Motor Neuron Disease Clinical Trial
Official title:
Comparison of Ultrasound and Videofluoroscopic Imaging Techniques in Diagnosing Oropharyngeal Dysphagia in Neurologically Impaired Subjects
This study will identify clinical signs and symptoms critical for diagnosing swallowing
disorders and will characterize swallowing problems in various patient populations, such as
patients with Parkinson's disease, stroke, post-polio syndrome, multiple sclerosis and other
conditions that cause swallowing abnormalities.
Patients with swallowing difficulties who are enrolled in NIH neurology or speech pathology
protocols may be eligible for this study. Participants will undergo the following
procedures:
1. Oral examination-A neurologist and speech pathologist examine the patient's swallowing
function. The patient is interviewed about difficulties with food intake, chewing and
swallowing during meals.
2. Ultrasound examination-Ultrasound creates image of areas inside the body using sound
waves. With the patient in a sitting position, a 3/4-inch transducer (device for
transmitting and receiving sound waves) is placed under the chin to visualize tongue
movements during swallowing.
3. Modified barium swallow-While standing or sitting, the patient swallows 1/2 teaspoon of
flavored barium (a radioactive substance) six times (a total of 3 teaspoons), while the
tongue and pharynx (tube leading from the mouth to the esophagus) are scanned and
videotaped. The barium is given in three consistencies-thin, medium and thick
(pudding-like).
4. Electromyography-A small plastic strip with wires attached is placed under the
patient's chin. The patient then swallows 1/2 ounce of barium three times in a row, and
the movement of the chin muscles during swallowing is displayed.
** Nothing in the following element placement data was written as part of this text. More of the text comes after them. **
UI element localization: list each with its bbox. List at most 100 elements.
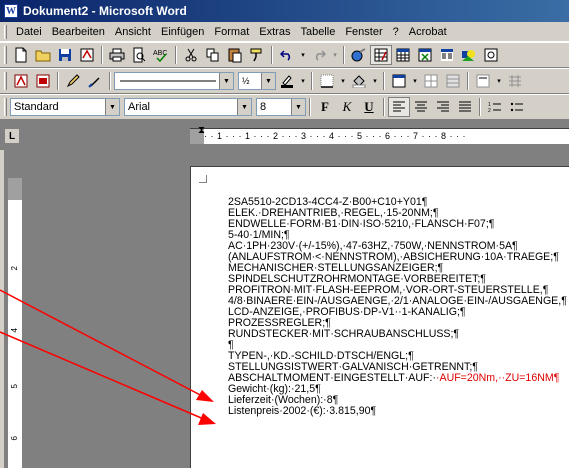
formatting-toolbar: Standard ▼ Arial ▼ 8 ▼ F K U 12 bbox=[0, 94, 569, 120]
ruler-strip[interactable]: · · 1 · · · 1 · · · 2 · · · 3 · · · 4 · … bbox=[190, 128, 569, 144]
undo-dropdown-icon[interactable]: ▾ bbox=[298, 45, 308, 65]
print-icon[interactable] bbox=[106, 45, 128, 65]
drawing-icon[interactable] bbox=[458, 45, 480, 65]
line-style-preview-icon bbox=[120, 80, 216, 82]
style-select[interactable]: Standard ▼ bbox=[10, 98, 120, 116]
save-disk-icon[interactable] bbox=[54, 45, 76, 65]
borders-icon[interactable] bbox=[316, 71, 338, 91]
eraser-icon[interactable] bbox=[84, 71, 106, 91]
insert-table-dropdown-icon[interactable]: ▾ bbox=[410, 71, 420, 91]
toolbar-separator bbox=[57, 72, 59, 90]
align-center-icon[interactable] bbox=[410, 97, 432, 117]
toolbar-grip[interactable] bbox=[4, 72, 7, 90]
menubar-grip[interactable] bbox=[4, 24, 7, 39]
window-title: Dokument2 - Microsoft Word bbox=[23, 4, 187, 18]
copy-icon[interactable] bbox=[202, 45, 224, 65]
chevron-down-icon[interactable]: ▼ bbox=[261, 73, 275, 89]
italic-button[interactable]: K bbox=[336, 97, 358, 117]
menu-extras[interactable]: Extras bbox=[254, 26, 295, 38]
align-right-icon[interactable] bbox=[432, 97, 454, 117]
toolbar-grip[interactable] bbox=[4, 98, 7, 116]
document-body[interactable]: 2SA5510-2CD13-4CC4-Z·B00+C10+Y01¶ ELEK.·… bbox=[228, 197, 567, 417]
pencil-icon[interactable] bbox=[62, 71, 84, 91]
menu-tabelle[interactable]: Tabelle bbox=[295, 26, 340, 38]
align-dropdown-icon[interactable]: ▾ bbox=[494, 71, 504, 91]
align-top-icon[interactable] bbox=[472, 71, 494, 91]
columns-icon[interactable] bbox=[436, 45, 458, 65]
page-corner-mark bbox=[199, 175, 207, 183]
toolbar-separator bbox=[383, 72, 385, 90]
line-style-select[interactable]: ▼ bbox=[114, 72, 234, 90]
red-arrow-line-upper bbox=[0, 289, 207, 399]
menu-help[interactable]: ? bbox=[388, 26, 404, 38]
paste-icon[interactable] bbox=[224, 45, 246, 65]
abschalt-values: ·AUF=20Nm,··ZU=16NM¶ bbox=[435, 372, 560, 384]
justify-icon[interactable] bbox=[454, 97, 476, 117]
undo-icon[interactable] bbox=[276, 45, 298, 65]
align-left-icon[interactable] bbox=[388, 97, 410, 117]
vertical-ruler-strip[interactable]: 2 4 5 6 bbox=[8, 178, 22, 468]
toolbar-separator bbox=[271, 46, 273, 64]
menu-einfuegen[interactable]: Einfügen bbox=[156, 26, 209, 38]
cut-icon[interactable] bbox=[180, 45, 202, 65]
menu-ansicht[interactable]: Ansicht bbox=[110, 26, 156, 38]
ruler-ticks: · · 1 · · · 1 · · · 2 · · · 3 · · · 4 · … bbox=[204, 131, 466, 141]
acrobat-email-icon[interactable] bbox=[32, 71, 54, 91]
font-select[interactable]: Arial ▼ bbox=[124, 98, 252, 116]
document-page[interactable]: 2SA5510-2CD13-4CC4-Z·B00+C10+Y01¶ ELEK.·… bbox=[190, 166, 569, 468]
menu-fenster[interactable]: Fenster bbox=[340, 26, 387, 38]
format-painter-icon[interactable] bbox=[246, 45, 268, 65]
toolbar-separator bbox=[101, 46, 103, 64]
toolbar-grip[interactable] bbox=[4, 46, 7, 64]
shading-color-icon[interactable] bbox=[348, 71, 370, 91]
underline-button[interactable]: U bbox=[358, 97, 380, 117]
chevron-down-icon[interactable]: ▼ bbox=[219, 73, 233, 89]
toolbar-separator bbox=[175, 46, 177, 64]
title-bar: W Dokument2 - Microsoft Word bbox=[0, 0, 569, 22]
standard-toolbar: ABC ▾ ▾ bbox=[0, 42, 569, 68]
print-preview-icon[interactable] bbox=[128, 45, 150, 65]
line-weight-select[interactable]: ½ ▼ bbox=[238, 72, 276, 90]
horizontal-ruler: L · · 1 · · · 1 · · · 2 · · · 3 · · · 4 … bbox=[0, 120, 569, 150]
indent-marker-icon[interactable]: ⧗ bbox=[198, 125, 205, 136]
numbering-icon[interactable]: 12 bbox=[484, 97, 506, 117]
red-arrow-line-lower bbox=[0, 331, 207, 421]
insert-table-grid-icon[interactable] bbox=[388, 71, 410, 91]
borders-dropdown-icon[interactable]: ▾ bbox=[338, 71, 348, 91]
split-cells-icon[interactable] bbox=[442, 71, 464, 91]
toolbar-separator bbox=[343, 46, 345, 64]
word-app-icon[interactable]: W bbox=[4, 4, 18, 18]
border-color-dropdown-icon[interactable]: ▾ bbox=[298, 71, 308, 91]
menu-acrobat[interactable]: Acrobat bbox=[404, 26, 452, 38]
spellcheck-icon[interactable]: ABC bbox=[150, 45, 172, 65]
acrobat-convert-icon[interactable] bbox=[10, 71, 32, 91]
document-map-icon[interactable] bbox=[480, 45, 502, 65]
font-size-select[interactable]: 8 ▼ bbox=[256, 98, 306, 116]
hyperlink-icon[interactable] bbox=[348, 45, 370, 65]
toolbar-separator bbox=[311, 72, 313, 90]
insert-excel-icon[interactable] bbox=[414, 45, 436, 65]
distribute-rows-icon[interactable] bbox=[504, 71, 526, 91]
redo-dropdown-icon[interactable]: ▾ bbox=[330, 45, 340, 65]
toolbar-separator bbox=[383, 98, 385, 116]
open-folder-icon[interactable] bbox=[32, 45, 54, 65]
tab-selector-button[interactable]: L bbox=[4, 128, 20, 144]
tables-borders-icon[interactable] bbox=[370, 45, 392, 65]
insert-table-icon[interactable] bbox=[392, 45, 414, 65]
shading-dropdown-icon[interactable]: ▾ bbox=[370, 71, 380, 91]
new-document-icon[interactable] bbox=[10, 45, 32, 65]
svg-text:2: 2 bbox=[488, 108, 491, 113]
menu-bearbeiten[interactable]: Bearbeiten bbox=[47, 26, 110, 38]
chevron-down-icon[interactable]: ▼ bbox=[105, 99, 119, 115]
pdf-icon[interactable] bbox=[76, 45, 98, 65]
border-color-icon[interactable] bbox=[276, 71, 298, 91]
menu-format[interactable]: Format bbox=[209, 26, 254, 38]
bullets-icon[interactable] bbox=[506, 97, 528, 117]
bold-button[interactable]: F bbox=[314, 97, 336, 117]
menu-datei[interactable]: Datei bbox=[11, 26, 47, 38]
redo-icon[interactable] bbox=[308, 45, 330, 65]
style-select-value: Standard bbox=[14, 101, 59, 113]
chevron-down-icon[interactable]: ▼ bbox=[237, 99, 251, 115]
merge-cells-icon[interactable] bbox=[420, 71, 442, 91]
chevron-down-icon[interactable]: ▼ bbox=[291, 99, 305, 115]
Patients may also be
asked to swallow 5/8 cup of barium twice; once with the head tilted upward and once
with the head untilted.
Depending on the test results, patients may be asked to return for follow-up study and
monitoring.
Patients with neurological or neuromuscular conditions may be silent aspirators or at risk
for laryngeal penetration or aspiration because of abnormal oropharyngeal functioning and
thus are at risk for aspiration pneumonia and its serious effects. By providing
identification of the components of the abnormal swallow, and comparing swallowing across
tasks, we may avoid aspiration and can instruct patients on preventative or compensatory
swallowing techniques.
We will study the oral, pharyngeal and upper esophageal phases of swallow using both
ultrasonic imaging and videofluoroscopy in patients with neurologic, genetic, systemic, and
neuromuscular conditions. Most of the previous studies of swallowing have utilized only one
diagnostic imaging technique and have thus provided an incomplete swallowing assessment as
each procedure has unique, but limited capabilities for visualizing the anatomy and
physiology of the swallow.
We also plan to compare discrete and continuous swallowing in these populations. While the
motor physiology for discrete swallowing (i.e., single swallow) has been well studied,
little is known about the details of oral, laryngeal, and pharyngeal coordination during
sequential swallowing as a part of continuous drinking--a common event in everyday eating. A
portion of the protocol will study the effects of fast-paced movement sequencing on the
coordination of the tongue, velum, larynx, and pharynx during continuous drinking.
Videofluoroscopy and ultrasound may be paired or used individually to collect data from
normal subjects and patients with known dysphagia while they perform sequential and discrete
swallowing tasks. A number of timing and displacement measurements of the structures
activated during these tasks will be made from the digitized video images of each swallow,
and analyses will be carried out subsequently across tasks and subjects.